Edinburgh Web Development

Are IP addresses geographic?

by Iain Wilson

12 April 2011

We recently had a query about using the IP address of web visitors to determine their geographic location and work out which services they would be allowed to use on the website. Will this work? The short answer is yes, but only up to a point and probably should only be used for non-critical purposes.

First of all there really isn't any connection between an IP address and the geographic location. The numbers are allocated arbitrarily, so you could have two very similar numbers for places that were on the opposite side of the world.

So how do you find out the location from an IP address? The techies would probably want to do a reverse DNS lookup to find the domain name associated with the address, then check the Whois record for the domain to locate the country of the registrant - but this would be complicated and take a long time and be subject to failure, so it's not really a great option.

A better way might be to use one of the databases around that purport to be able to reconcile the IP address to a location. Some of them charge for the service but there are free ones. I have heard that the chargeable ones are quite good - Google uses a 3rd party geo-database for their visitor location map in Analytics. How good the quality of the free ones is I don't know but it would be relatively easy to try one out. Response speed would also be important if a page serve depended on prior retrieval of the location.
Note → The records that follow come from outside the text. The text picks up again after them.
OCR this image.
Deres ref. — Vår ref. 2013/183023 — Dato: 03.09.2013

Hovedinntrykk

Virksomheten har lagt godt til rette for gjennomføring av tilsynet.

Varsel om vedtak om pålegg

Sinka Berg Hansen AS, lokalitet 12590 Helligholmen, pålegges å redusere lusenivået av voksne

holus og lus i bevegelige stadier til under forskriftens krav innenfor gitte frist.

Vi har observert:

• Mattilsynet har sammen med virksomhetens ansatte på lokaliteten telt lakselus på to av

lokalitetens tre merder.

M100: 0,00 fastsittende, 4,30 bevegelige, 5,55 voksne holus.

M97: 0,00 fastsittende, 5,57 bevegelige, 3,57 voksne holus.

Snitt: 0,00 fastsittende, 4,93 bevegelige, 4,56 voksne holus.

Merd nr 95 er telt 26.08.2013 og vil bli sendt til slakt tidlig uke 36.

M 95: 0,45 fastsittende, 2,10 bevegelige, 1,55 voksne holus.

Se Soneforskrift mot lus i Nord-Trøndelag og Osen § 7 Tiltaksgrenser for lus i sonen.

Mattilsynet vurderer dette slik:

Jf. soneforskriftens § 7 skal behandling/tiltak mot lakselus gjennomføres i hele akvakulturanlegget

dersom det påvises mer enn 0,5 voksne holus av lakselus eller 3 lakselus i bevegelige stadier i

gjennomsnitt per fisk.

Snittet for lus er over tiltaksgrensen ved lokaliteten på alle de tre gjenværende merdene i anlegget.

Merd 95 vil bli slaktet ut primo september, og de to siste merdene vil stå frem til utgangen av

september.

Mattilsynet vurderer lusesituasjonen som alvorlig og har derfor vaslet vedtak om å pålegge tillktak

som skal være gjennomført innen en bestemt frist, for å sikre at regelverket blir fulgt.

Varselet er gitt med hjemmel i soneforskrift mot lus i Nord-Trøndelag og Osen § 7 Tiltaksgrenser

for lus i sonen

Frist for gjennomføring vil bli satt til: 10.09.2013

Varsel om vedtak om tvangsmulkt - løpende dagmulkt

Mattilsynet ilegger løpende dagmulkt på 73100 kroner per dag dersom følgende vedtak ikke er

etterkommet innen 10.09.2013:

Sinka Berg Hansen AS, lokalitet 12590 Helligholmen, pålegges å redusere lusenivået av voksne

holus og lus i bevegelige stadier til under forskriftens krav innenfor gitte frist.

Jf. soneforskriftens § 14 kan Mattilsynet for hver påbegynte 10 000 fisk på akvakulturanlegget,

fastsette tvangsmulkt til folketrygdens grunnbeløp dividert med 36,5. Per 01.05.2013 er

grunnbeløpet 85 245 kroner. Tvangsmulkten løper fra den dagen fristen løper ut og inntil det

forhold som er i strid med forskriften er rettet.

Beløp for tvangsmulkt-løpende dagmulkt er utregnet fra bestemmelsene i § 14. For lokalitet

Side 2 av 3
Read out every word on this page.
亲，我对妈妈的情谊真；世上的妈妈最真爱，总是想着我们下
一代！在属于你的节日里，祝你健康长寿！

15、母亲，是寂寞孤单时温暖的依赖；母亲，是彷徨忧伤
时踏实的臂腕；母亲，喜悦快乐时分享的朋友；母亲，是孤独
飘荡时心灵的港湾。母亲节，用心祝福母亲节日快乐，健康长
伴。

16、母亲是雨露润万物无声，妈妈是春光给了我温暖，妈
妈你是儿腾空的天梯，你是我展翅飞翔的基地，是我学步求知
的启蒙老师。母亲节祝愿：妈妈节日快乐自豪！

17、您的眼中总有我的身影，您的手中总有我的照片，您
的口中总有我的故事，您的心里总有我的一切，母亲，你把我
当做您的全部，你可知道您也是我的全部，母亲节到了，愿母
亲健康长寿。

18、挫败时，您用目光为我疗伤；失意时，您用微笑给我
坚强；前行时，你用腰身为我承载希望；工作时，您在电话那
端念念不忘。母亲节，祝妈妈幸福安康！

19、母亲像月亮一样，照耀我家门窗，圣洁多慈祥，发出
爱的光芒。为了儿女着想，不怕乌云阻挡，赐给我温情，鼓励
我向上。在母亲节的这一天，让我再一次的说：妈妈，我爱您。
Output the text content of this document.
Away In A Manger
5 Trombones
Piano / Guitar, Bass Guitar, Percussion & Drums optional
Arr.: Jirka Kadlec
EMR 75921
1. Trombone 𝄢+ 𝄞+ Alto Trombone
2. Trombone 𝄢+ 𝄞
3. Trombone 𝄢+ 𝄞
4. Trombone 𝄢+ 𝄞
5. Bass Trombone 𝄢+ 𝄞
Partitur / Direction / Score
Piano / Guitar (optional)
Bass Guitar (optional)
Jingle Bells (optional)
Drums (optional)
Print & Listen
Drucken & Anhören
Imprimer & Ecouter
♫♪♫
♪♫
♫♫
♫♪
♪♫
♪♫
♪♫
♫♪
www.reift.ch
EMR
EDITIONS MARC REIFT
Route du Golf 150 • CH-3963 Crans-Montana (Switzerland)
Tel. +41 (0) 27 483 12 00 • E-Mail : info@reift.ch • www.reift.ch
However there is also a fundamental problem, even using a great geo-database. The IP address and it's geographic location may depend on the address of the ISP that the web visitor is connected to so the granularity of the result may be a little coarse. By this I mean, although I might physically be in Edinburgh, Scotland, my ISP might be based in London, so I may well show up as being in London. Also the country codes are usually ISO codes, so anyone in Scotland, England, N Ireland and Wales would just show up as being in the UK.

You also have situations where the IP address of a web visitor is withheld or changed by the use of anonymous proxy servers for all sorts of reasons, so there would be situations where the IP address wasn't available to the programming language or was downright wrong.

So the best advice is probably to leave well alone unless your requirement is non-critical and can survive getting the location wrong a few times!